Shares in Telstra Corp Ltd [ASX:TLS] have nosedived 8.08% in market trade today. The cause? The company has cut dividends, in the hope of salvaging its financial future.
Why did they do it?
Telstra has now stated it expects to pay $0.22 in dividends over the next financial year. Which will be down 9 cents from last year’s payout — a 29% cut. The market didn’t take the news kindly.
Telstra is trying to sweeten the sour deal, though. CEO of Telstra, Andy Penn, states,
‘In addition to the ordinary dividend, we intend to return in the order of 75 per cent of net one-off NBN receipts to shareholders over time via full-franked special dividends.
‘We believe this is appropriate given one-off income is akin to compensation for an asset sale over a number of years and aligns with market feedback and expectations that these receipts are returned to shareholders.’
It’s all part of the company’s plan for the future. Because Telstra need to plug their $3 billion money sink, the NBN.
The company also recorded a 32.7% drop in profits. Leaving it scrambling to ensure it will have a future post-NBN.
Where to from here?
Today is certainly a black mark for the company.
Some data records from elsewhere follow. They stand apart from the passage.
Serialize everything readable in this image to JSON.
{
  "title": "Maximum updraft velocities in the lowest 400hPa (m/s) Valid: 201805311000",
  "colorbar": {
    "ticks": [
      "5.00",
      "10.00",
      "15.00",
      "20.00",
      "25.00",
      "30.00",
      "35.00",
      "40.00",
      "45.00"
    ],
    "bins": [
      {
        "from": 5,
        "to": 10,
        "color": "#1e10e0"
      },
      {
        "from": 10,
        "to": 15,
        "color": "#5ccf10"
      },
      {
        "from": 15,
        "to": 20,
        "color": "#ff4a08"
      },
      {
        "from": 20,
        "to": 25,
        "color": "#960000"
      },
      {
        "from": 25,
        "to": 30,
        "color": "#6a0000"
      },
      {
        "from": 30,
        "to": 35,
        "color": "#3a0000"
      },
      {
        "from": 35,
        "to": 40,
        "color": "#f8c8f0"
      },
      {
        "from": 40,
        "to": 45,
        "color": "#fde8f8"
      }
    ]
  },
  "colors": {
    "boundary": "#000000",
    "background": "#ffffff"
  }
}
But, it could also be a turning point.
Telstra has made a tough choice, causing short term pain in order to give their long term prospects a fighting chance.
The company is now on a clock, as the NBN rollout will finish in 2020. They have set themselves the lofty target of returning to profit in 2021. It’s going to take a lot of finesse, but Telstra appear confident.
It’s looks as though investors may be in for a bumpy ride in the interim, though.